Our goal is to minimize your child’s chances of a sports-related injury to his or her smile. Make sure to ask us about mouthguards at your child’s next dental checkup.
If a tooth has come out too soon because of decay or an accident, it is vital to maintain the space in order to prevent future space loss and dental problems when permanent teeth begin to come in. Without the use of a space maintainer, the teeth that surround the open space can shift, and impede the permanent tooth’s emergence. When that happens, the need for orthodontic treatment may become greater.
TYPES OF SPACE MAINTAINERS
Space maintainers can be made of stainless steel and/or plastic, and can be removable or fixed (cemented to the teeth).
A removable space maintainer looks much like a retainer with plastic blocks to fill in where the tooth is missing. If your youngster is older and can reliably follow directions, a removable space maintainer can be a suitable option.
Fixed space maintainers come in many designs.
A band-and-loop maintainer is made of stainless steel wire and held in place by a crown or band on the tooth adjacent to the empty space. The wire is attached to the crown or loop, and rests against the side of the tooth on the other end of the space.

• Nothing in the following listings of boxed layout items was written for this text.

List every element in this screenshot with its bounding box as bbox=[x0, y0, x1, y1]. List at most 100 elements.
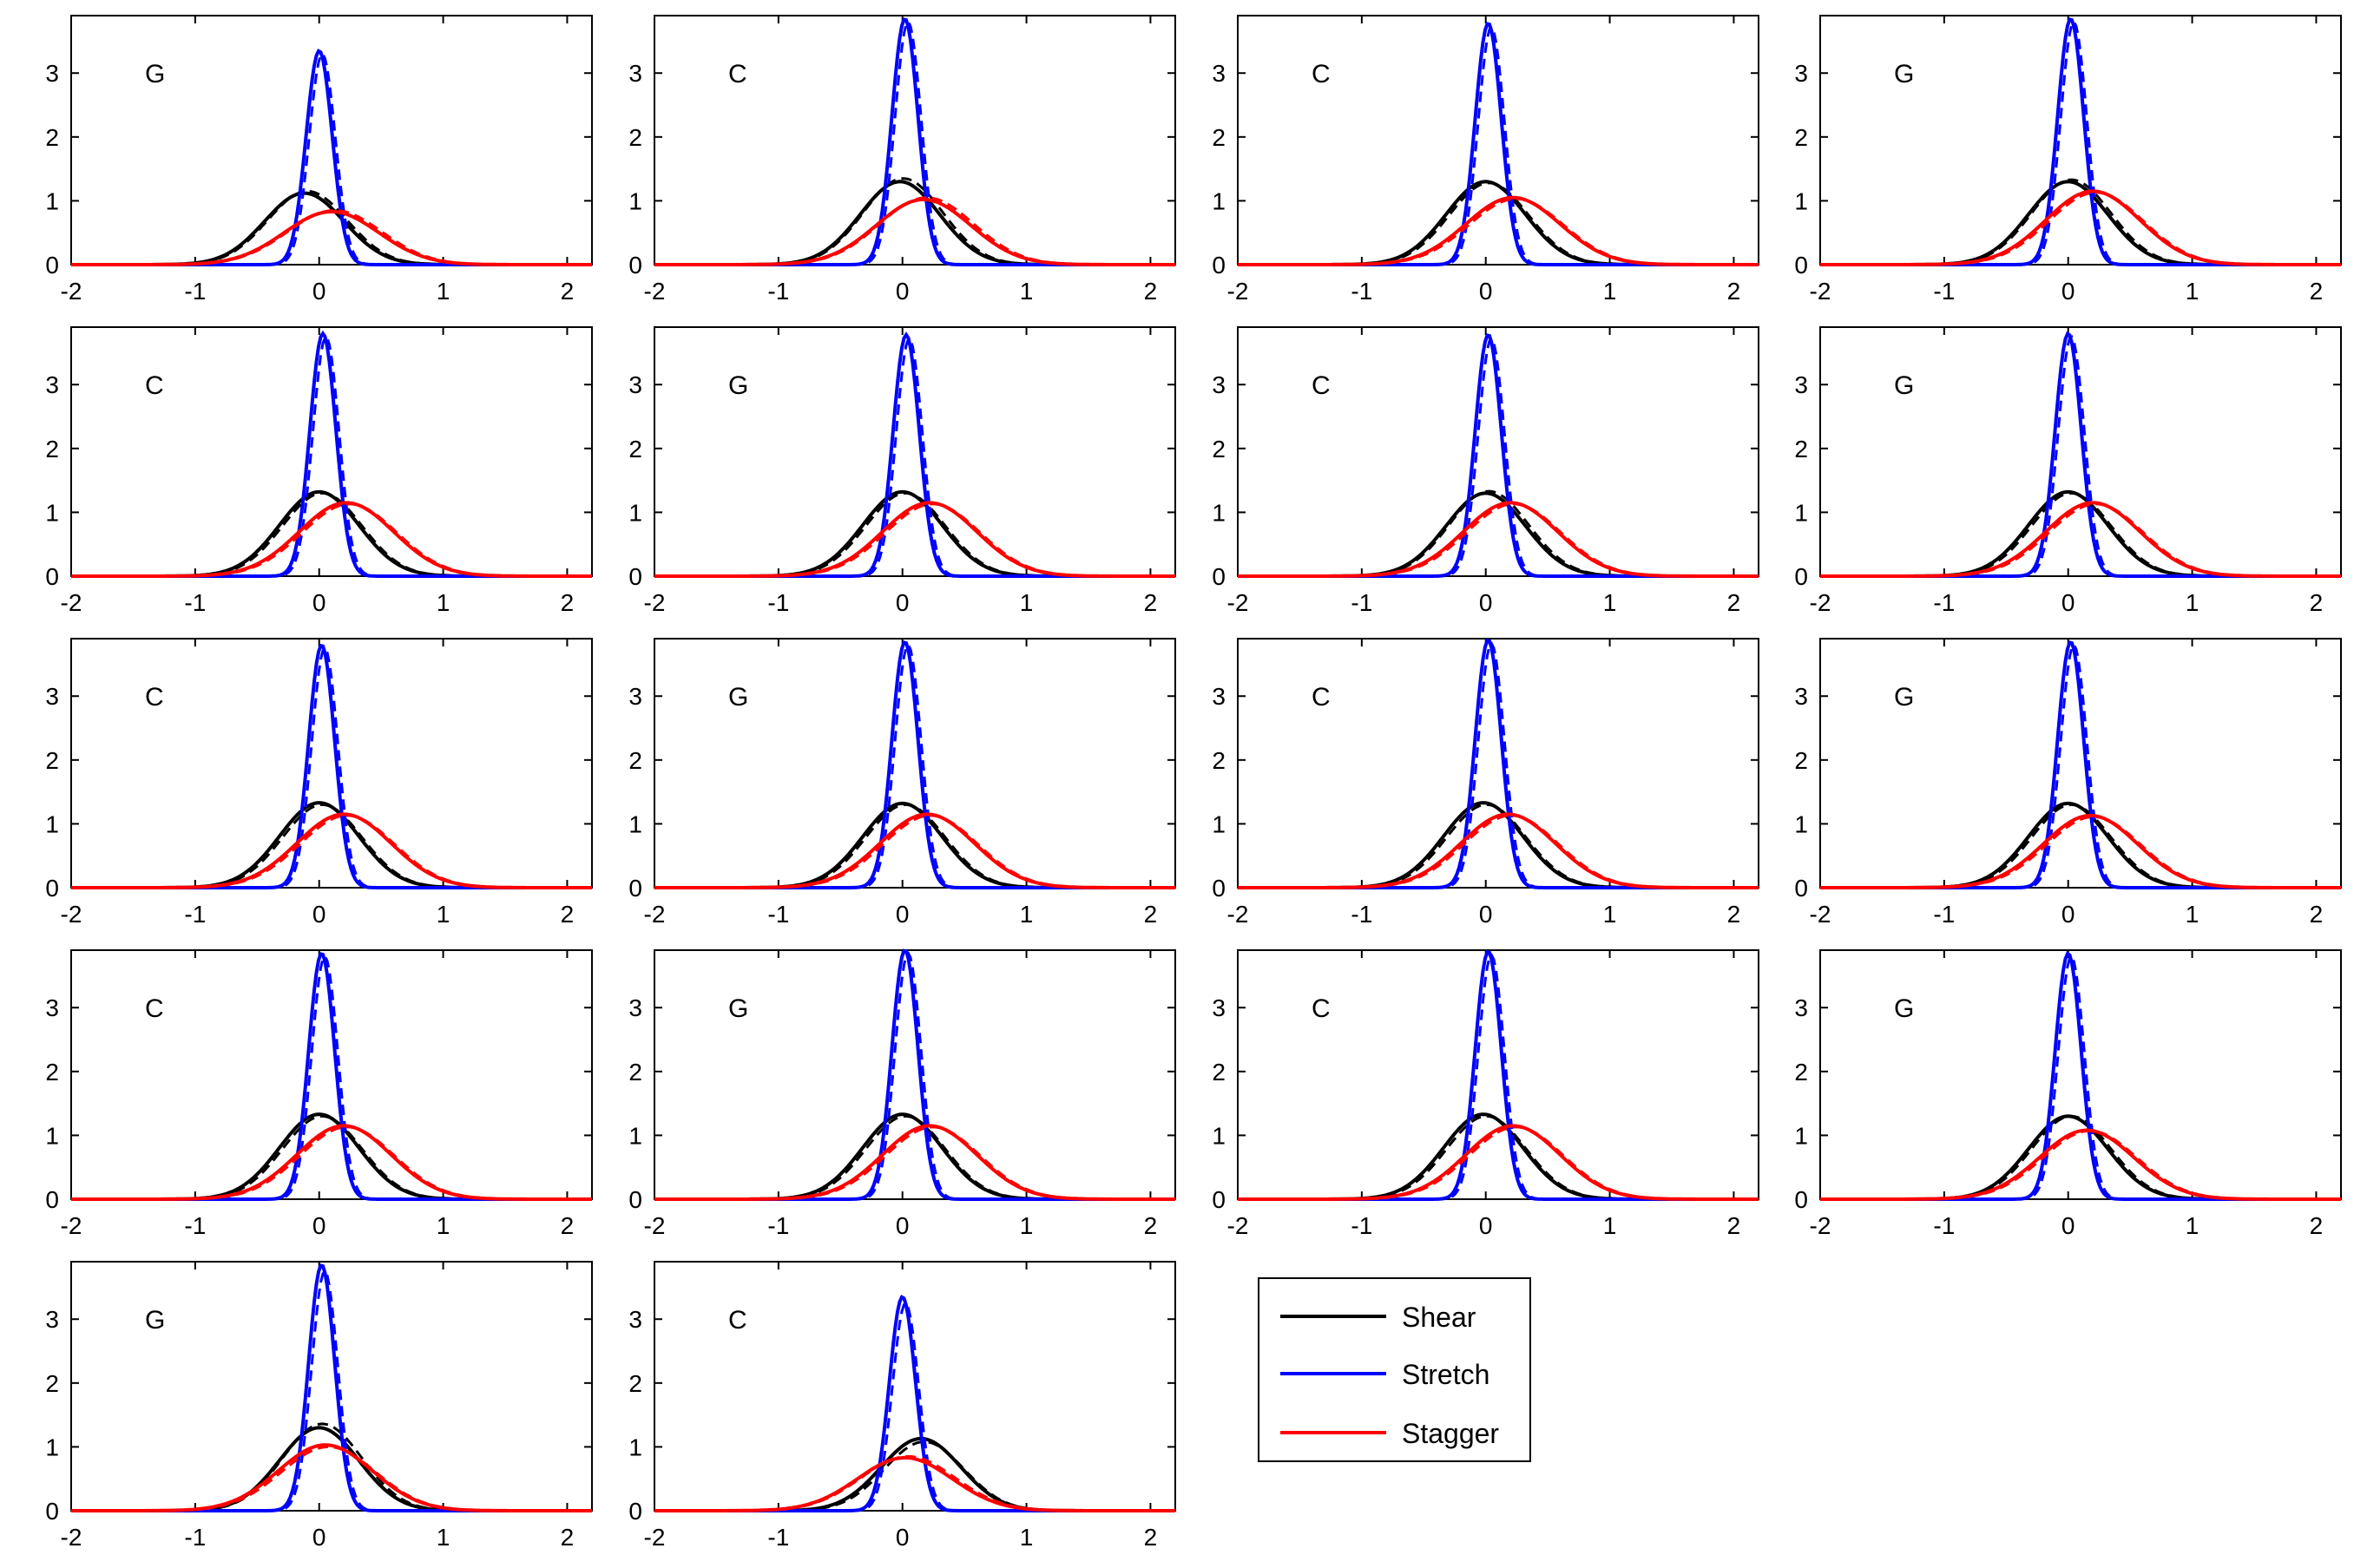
series-stagger-dashed-line bbox=[71, 1445, 592, 1512]
y-tick-label: 3 bbox=[45, 994, 59, 1021]
x-tick-label: -2 bbox=[1810, 278, 1831, 305]
y-tick-label: 2 bbox=[1212, 436, 1226, 463]
panel-1: -2 -1 0 1 2 0 1 2 3 G bbox=[45, 15, 593, 305]
panel-label: C bbox=[145, 371, 164, 400]
series-shear-dashed-line bbox=[1238, 181, 1759, 266]
y-tick-label: 2 bbox=[628, 1059, 642, 1086]
x-tick-label: 0 bbox=[312, 1524, 326, 1551]
panel-8: -2 -1 0 1 2 0 1 2 3 G bbox=[1794, 326, 2342, 616]
x-tick-label: -2 bbox=[1227, 278, 1249, 305]
axes-box bbox=[654, 15, 1176, 266]
x-tick-label: 0 bbox=[2061, 1212, 2075, 1239]
series-stagger-solid-line bbox=[71, 812, 592, 889]
y-tick-label: 3 bbox=[628, 371, 642, 398]
axes-box bbox=[70, 638, 593, 889]
series-stagger-dashed-line bbox=[71, 209, 592, 266]
x-tick-label: 1 bbox=[437, 278, 450, 305]
x-tick-label: 0 bbox=[312, 589, 326, 616]
series-stretch-dashed-line bbox=[71, 954, 592, 1201]
y-tick-label: 3 bbox=[1794, 60, 1808, 87]
panel-label: C bbox=[1312, 683, 1331, 712]
y-tick-label: 3 bbox=[45, 60, 59, 87]
axes-box bbox=[70, 949, 593, 1200]
y-tick-label: 0 bbox=[1794, 875, 1808, 902]
series-stretch-solid-line bbox=[1820, 950, 2341, 1201]
panel-label: G bbox=[145, 1306, 165, 1335]
x-tick-label: 2 bbox=[561, 901, 575, 928]
x-tick-label: -2 bbox=[1227, 901, 1249, 928]
y-tick-label: 0 bbox=[1212, 252, 1226, 279]
x-tick-label: 0 bbox=[2061, 278, 2075, 305]
series-stagger-solid-line bbox=[1820, 1128, 2341, 1201]
series-stretch-dashed-line bbox=[654, 951, 1175, 1201]
x-tick-label: 1 bbox=[1603, 278, 1617, 305]
axes-box bbox=[1237, 15, 1759, 266]
x-tick-label: 1 bbox=[1020, 278, 1034, 305]
x-tick-label: -2 bbox=[644, 589, 666, 616]
y-tick-label: 2 bbox=[628, 747, 642, 774]
y-tick-label: 2 bbox=[45, 124, 59, 151]
y-tick-label: 0 bbox=[45, 1186, 59, 1213]
series-stagger-dashed-line bbox=[1238, 502, 1759, 578]
x-tick-label: -2 bbox=[1810, 589, 1831, 616]
axes-box bbox=[1819, 638, 2342, 889]
y-tick-label: 1 bbox=[1794, 499, 1808, 526]
panel-label: G bbox=[728, 683, 748, 712]
y-tick-label: 0 bbox=[628, 1498, 642, 1525]
y-tick-label: 2 bbox=[1794, 747, 1808, 774]
y-tick-label: 2 bbox=[1212, 1059, 1226, 1086]
y-tick-label: 1 bbox=[1212, 1122, 1226, 1149]
y-tick-label: 0 bbox=[45, 875, 59, 902]
panel-label: C bbox=[1312, 994, 1331, 1023]
x-tick-label: 1 bbox=[1603, 901, 1617, 928]
y-tick-label: 1 bbox=[45, 810, 59, 837]
x-tick-label: -1 bbox=[184, 901, 206, 928]
x-tick-label: 0 bbox=[896, 278, 910, 305]
x-tick-label: -2 bbox=[1227, 589, 1249, 616]
series-stretch-solid-line bbox=[1820, 331, 2341, 578]
series-stagger-solid-line bbox=[654, 812, 1175, 889]
panel-4: -2 -1 0 1 2 0 1 2 3 G bbox=[1794, 15, 2342, 305]
axes-box bbox=[1237, 949, 1759, 1200]
x-tick-label: -2 bbox=[1810, 1212, 1831, 1239]
x-tick-label: 1 bbox=[1603, 589, 1617, 616]
legend-label-stretch: Stretch bbox=[1402, 1359, 1489, 1390]
series-shear-solid-line bbox=[654, 180, 1175, 266]
series-stagger-dashed-line bbox=[654, 1125, 1175, 1201]
y-tick-label: 1 bbox=[1212, 499, 1226, 526]
y-tick-label: 3 bbox=[1794, 994, 1808, 1021]
series-stagger-dashed-line bbox=[654, 1455, 1175, 1512]
y-tick-label: 1 bbox=[628, 187, 642, 214]
y-tick-label: 2 bbox=[45, 1059, 59, 1086]
x-tick-label: -1 bbox=[767, 1212, 789, 1239]
y-tick-label: 0 bbox=[1794, 563, 1808, 590]
x-tick-label: 2 bbox=[561, 278, 575, 305]
series-shear-solid-line bbox=[1820, 1114, 2341, 1201]
series-stretch-dashed-line bbox=[1238, 953, 1759, 1201]
y-tick-label: 0 bbox=[628, 252, 642, 279]
x-tick-label: 2 bbox=[1727, 278, 1741, 305]
x-tick-label: 0 bbox=[312, 1212, 326, 1239]
axes-box bbox=[654, 949, 1176, 1200]
y-tick-label: 1 bbox=[1212, 810, 1226, 837]
y-tick-label: 0 bbox=[1794, 252, 1808, 279]
x-tick-label: -1 bbox=[1351, 901, 1372, 928]
x-tick-label: -1 bbox=[1933, 589, 1955, 616]
panel-3: -2 -1 0 1 2 0 1 2 3 C bbox=[1212, 15, 1759, 305]
x-tick-label: 0 bbox=[896, 1524, 910, 1551]
x-tick-label: -1 bbox=[184, 1524, 206, 1551]
series-stretch-solid-line bbox=[71, 330, 592, 578]
x-tick-label: 0 bbox=[2061, 901, 2075, 928]
panel-label: G bbox=[145, 60, 165, 89]
y-tick-label: 1 bbox=[1794, 810, 1808, 837]
y-tick-label: 2 bbox=[1212, 124, 1226, 151]
axes-box bbox=[1237, 638, 1759, 889]
y-tick-label: 0 bbox=[628, 563, 642, 590]
x-tick-label: 2 bbox=[1144, 278, 1158, 305]
x-tick-label: 1 bbox=[2186, 278, 2199, 305]
series-shear-dashed-line bbox=[71, 1422, 592, 1512]
series-stagger-solid-line bbox=[1820, 501, 2341, 578]
panel-label: C bbox=[728, 60, 747, 89]
x-tick-label: -1 bbox=[767, 901, 789, 928]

A lingual arch is used on the lower teeth when the back teeth on both sides of the jaw are lost. A wire is placed on the lingual (tongue) side of the arch and attached to the tooth in front of the open space on both sides. This prevents the front teeth from shifting backward into the gap.
In the case of a lost second primary molar prior to the eruption of the first permanent molar, a distal shoe may be recommended. Because the first permanent molar has not come in yet, there is no tooth to hold a band-and-loop space maintainer in place. A distal shoe appliance has a metal wire that is inserted slightly under the gum to prevent the space from closing.
CARING FOR YOUR CHILD’S SPACE MAINTAINER
There are four general rules for taking care of your child’s appliance.
- Your youngster should avoid sticky foods, including candy and chewing gum.
- Encourage your son or daughter not to push or tug on the space maintainer with fingers or tongue.
- Keep your child’s space maintainer clean through effective brushing and flossing.
- Your little one should continue to see us for regular dental visits.